To improve trust in law enforcement, Hodges wants an additional $4 million for the police department. Part of that would go toward entry-level officer positions in hopes of recruiting more people of color and several officers geared toward mental health issues.

In St. Paul, growth in the property tax levy has varied widely since 2000, but this year’s $8.3 million increase is the biggest since the recession.

Mayor Chris Coleman and council members have said they want to trim it back before setting the final levy and budget.

Much of the increase will help pay for a $7.2 million jump in levy-supported wages and benefits. The city also plans to hire eight new staff positions.

Council members, who raised the maximum levy beyond what Coleman had initially recommended, said the city needs $1 million for deferred maintenance at parks and rec centers and additional library materials.

Coleman has also pitched new initiatives that would draw in part on levy funding, including community ambassadors to work with police and youth and additional recruiting and better retention of employees of color.

Expenses aren’t the only rising factor in city budgets, but not every new spending priority would be paid for by property taxes.

In both Minneapolis and St. Paul, the mayors have proposed new programs that would be funded from other sources, including grants and fund reserves.

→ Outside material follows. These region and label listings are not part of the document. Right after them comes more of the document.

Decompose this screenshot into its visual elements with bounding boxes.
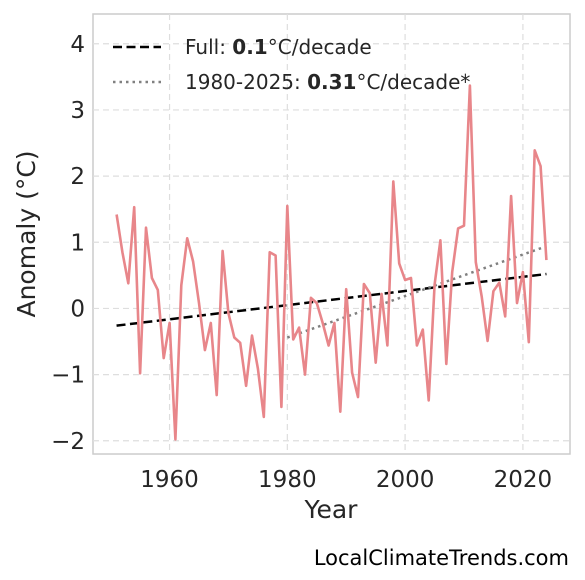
y-tick-label: −2 — [51, 429, 85, 455]
x-tick-label: 1980 — [258, 467, 317, 493]
legend-recent-label: 1980-2025: — [185, 70, 307, 94]
y-tick-label: 3 — [70, 98, 85, 124]
y-tick-label: −1 — [51, 363, 85, 389]
series-lines — [115, 84, 548, 441]
y-axis-label: Anomaly (°C) — [12, 150, 41, 317]
x-tick-label: 1960 — [140, 467, 199, 493]
y-tick-label: 1 — [70, 230, 85, 256]
x-tick-label: 2000 — [376, 467, 435, 493]
x-ticks: 1960 1980 2000 2020 — [140, 467, 552, 493]
legend-full-value: 0.1 — [232, 35, 267, 59]
trend-line-recent — [286, 245, 547, 339]
legend-full-unit: °C/decade — [268, 35, 372, 59]
y-tick-label: 4 — [70, 32, 85, 58]
series-line-anomaly — [115, 84, 548, 441]
legend-entry-recent: 1980-2025: 0.31°C/decade* — [185, 70, 470, 94]
x-tick-label: 2020 — [494, 467, 553, 493]
legend: Full: 0.1°C/decade 1980-2025: 0.31°C/dec… — [113, 35, 470, 94]
y-ticks: −2 −1 0 1 2 3 4 — [51, 32, 85, 455]
legend-full-label: Full: — [185, 35, 232, 59]
legend-entry-full: Full: 0.1°C/decade — [185, 35, 372, 59]
trend-line-full — [116, 272, 547, 327]
y-tick-label: 2 — [70, 164, 85, 190]
y-tick-label: 0 — [70, 296, 85, 322]
site-credit: LocalClimateTrends.com — [313, 546, 569, 570]
legend-recent-unit: °C/decade* — [356, 70, 470, 94]
legend-recent-value: 0.31 — [307, 70, 356, 94]
trend-lines — [116, 245, 547, 339]
x-axis-label: Year — [304, 495, 359, 524]
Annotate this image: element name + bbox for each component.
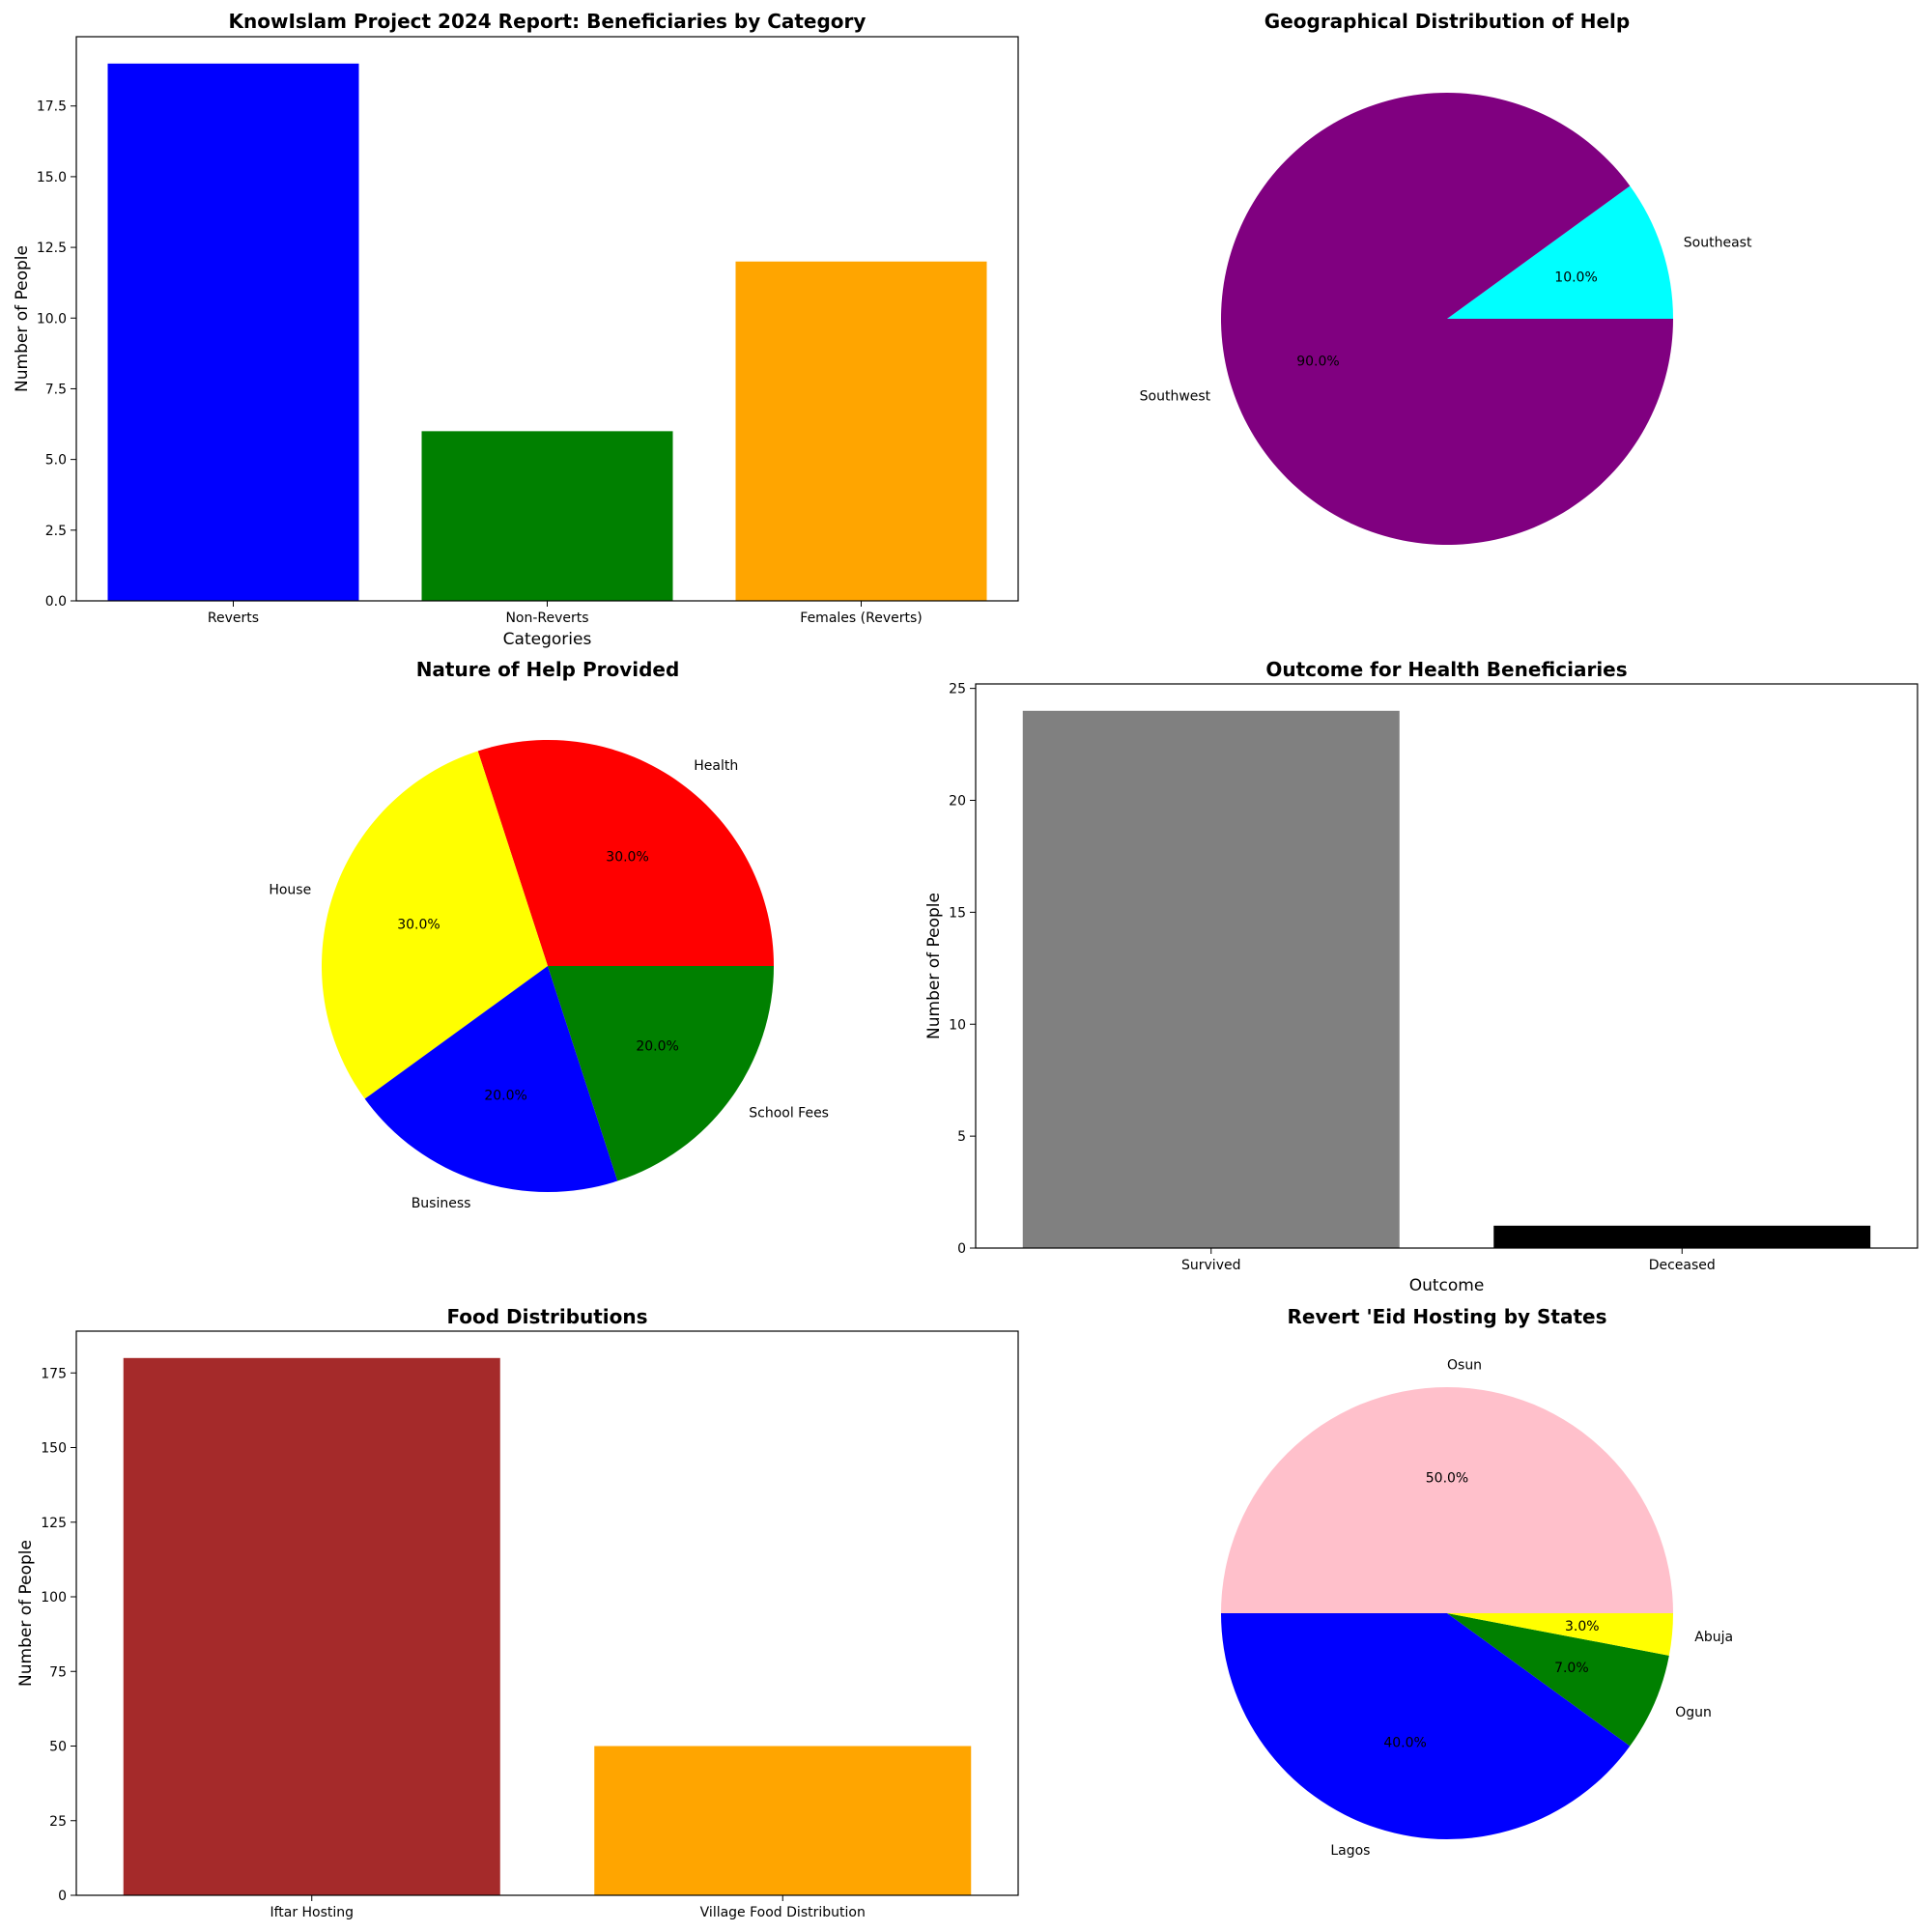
slice-label-house: House: [269, 882, 311, 897]
bar-deceased: [1493, 1225, 1871, 1248]
slice-label-osun: Osun: [1447, 1358, 1482, 1374]
y-tick-label: 0.0: [45, 594, 67, 610]
y-tick-label: 5.0: [45, 453, 67, 469]
y-tick-label: 15.0: [37, 170, 67, 185]
x-tick-label-reverts: Reverts: [208, 611, 259, 626]
slice-percent-ogun: 7.0%: [1554, 1661, 1589, 1676]
bar-females-reverts: [735, 261, 987, 601]
y-tick-label: 5: [957, 1129, 966, 1145]
x-tick-label-non-reverts: Non-Reverts: [505, 611, 588, 626]
plot-frame: [75, 1330, 1019, 1896]
eid-hosting-by-states-chart: Revert 'Eid Hosting by States Osun 50.0% La…: [1221, 1305, 1733, 1859]
y-tick-label: 0: [957, 1241, 966, 1257]
y-tick-label: 100: [41, 1590, 67, 1605]
x-tick-label-iftar-hosting: Iftar Hosting: [270, 1905, 354, 1920]
slice-ogun: [1447, 1613, 1669, 1747]
bar-reverts: [107, 63, 359, 602]
y-tick-label: 150: [41, 1441, 67, 1457]
slice-label-lagos: Lagos: [1330, 1843, 1370, 1859]
plot-frame: [75, 36, 1019, 602]
bar-non-reverts: [421, 431, 673, 601]
chart-title: Outcome for Health Beneficiaries: [1265, 658, 1627, 681]
food-distributions-chart: Food Distributions Iftar Hosting Village F…: [16, 1305, 1019, 1920]
slice-percent-abuja: 3.0%: [1565, 1619, 1600, 1634]
y-tick-label: 25: [49, 1814, 67, 1830]
bar-iftar-hosting: [123, 1357, 500, 1895]
x-tick-label-village-food-distribution: Village Food Distribution: [700, 1905, 866, 1920]
y-tick-label: 25: [949, 682, 966, 697]
slice-label-southwest: Southwest: [1140, 389, 1211, 405]
slice-abuja: [1447, 1613, 1673, 1656]
y-tick-label: 7.5: [45, 382, 67, 397]
chart-title: Nature of Help Provided: [416, 658, 680, 681]
y-tick-label: 10: [949, 1017, 966, 1033]
y-tick-label: 12.5: [37, 241, 67, 256]
y-tick-label: 2.5: [45, 524, 67, 539]
health-outcome-chart: Outcome for Health Beneficiaries Survived…: [924, 658, 1918, 1295]
chart-title: Revert 'Eid Hosting by States: [1288, 1305, 1607, 1328]
slice-percent-house: 30.0%: [397, 918, 440, 933]
y-tick-label: 125: [41, 1516, 67, 1531]
slice-percent-health: 30.0%: [606, 849, 648, 865]
plot-frame: [975, 683, 1918, 1249]
slice-label-abuja: Abuja: [1694, 1630, 1733, 1645]
y-tick-label: 75: [49, 1664, 67, 1680]
geographical-distribution-chart: Geographical Distribution of Help Southea…: [1140, 10, 1752, 545]
slice-lagos: [1221, 1613, 1631, 1840]
slice-percent-lagos: 40.0%: [1383, 1736, 1426, 1751]
y-tick-label: 20: [949, 794, 966, 810]
y-tick-label: 17.5: [37, 99, 67, 115]
chart-title: Geographical Distribution of Help: [1264, 10, 1630, 33]
y-axis-label: Number of People: [13, 245, 32, 392]
slice-osun: [1221, 1387, 1673, 1613]
chart-title: Food Distributions: [446, 1305, 647, 1328]
x-axis-label: Categories: [503, 630, 592, 649]
slice-percent-southwest: 90.0%: [1296, 354, 1339, 369]
slice-southeast: [1447, 185, 1673, 319]
slice-percent-southeast: 10.0%: [1554, 270, 1597, 286]
x-tick-label-survived: Survived: [1181, 1258, 1240, 1273]
chart-title: KnowIslam Project 2024 Report: Beneficia…: [229, 10, 867, 33]
y-tick-label: 10.0: [37, 311, 67, 327]
y-tick-label: 15: [949, 905, 966, 921]
x-tick-label-females-reverts: Females (Reverts): [800, 611, 922, 626]
slice-school-fees: [548, 966, 774, 1181]
slice-health: [477, 740, 775, 966]
y-tick-label: 0: [58, 1889, 67, 1904]
slice-label-southeast: Southeast: [1684, 235, 1752, 250]
slice-label-ogun: Ogun: [1675, 1705, 1712, 1720]
slice-percent-business: 20.0%: [484, 1089, 526, 1104]
slice-business: [364, 966, 618, 1193]
y-axis-label: Number of People: [924, 893, 944, 1039]
y-tick-label: 175: [41, 1366, 67, 1381]
x-tick-label-deceased: Deceased: [1649, 1258, 1716, 1273]
nature-of-help-chart: Nature of Help Provided Health 30.0% House 3…: [269, 658, 829, 1211]
slice-percent-osun: 50.0%: [1426, 1471, 1468, 1487]
slice-percent-school-fees: 20.0%: [636, 1039, 678, 1055]
bar-survived: [1022, 710, 1400, 1248]
slice-label-school-fees: School Fees: [749, 1105, 829, 1121]
bar-village-food-distribution: [594, 1746, 972, 1895]
slice-southwest: [1221, 92, 1673, 545]
slice-label-business: Business: [412, 1196, 471, 1211]
slice-house: [321, 751, 548, 1099]
x-axis-label: Outcome: [1409, 1276, 1485, 1295]
slice-label-health: Health: [694, 758, 738, 774]
y-tick-label: 50: [49, 1740, 67, 1755]
beneficiaries-by-category-chart: KnowIslam Project 2024 Report: Beneficia…: [13, 10, 1019, 649]
y-axis-label: Number of People: [16, 1540, 36, 1687]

In St. Paul, Coleman wants to use $2 million from the sale of the Penfield apartment complex, which the city redeveloped, as seed money for a Job Opportunity Fund. In Minneapolis, the city’s reserves would largely cover $9.8 million in one-time expenses, including $1.5 million to preserve affordable housing and $500,000 to support the Commons park.

Capturing growth

Both Minneapolis and St. Paul have seen their tax bases grow in recent years. But the new developments aren’t enough to ease the burden on homeowners.

Property tax bills fluctuate based on a complex calculation of how the total levy is spread over residential, apartment and commercial properties with shifting values.

Both cities have seen growth through new construction, most evident in downtown apartment buildings.

But Minneapolis Chief Financial Officer Mark Ruff noted that about 80 percent of the tax capacity growth in that city comes from rising property values.

“We’d have to have less than a 2 percent levy increase in order to make more than half the people not have a tax increase,” Ruff said.

There are other pressures. Taxes now being paid on five new buildings, including Nic on Fifth, 222 Hennepin and 4Marq apartment buildings in downtown Minneapolis, will be siphoned off into a special streetcar fund established by the Council in 2013.

And the city’s net obligation to the region’s pool of shared commercial and industrial tax base — known as fiscal disparities — will rise from about $3 million to upward of $10 million, due to growing commercial values.

In St. Paul, more than half the levy will end up falling on residential properties, due in part to St. Paul’s large number of tax-exempt educational, religious and government institutions.

Unlike other cities, St. Paul assesses almost all properties for street maintenance, but the Minnesota Supreme Court ruled last month that those assessments are actually taxes that are being levied improperly.

The case was sent back to district court, and its impact on the city’s budget is not yet certain.

Adding to the pressure, the city found out this summer that it would not get $3 million in additional state aid it was banking on. Coleman chose to increase the levy further rather than cut new initiatives.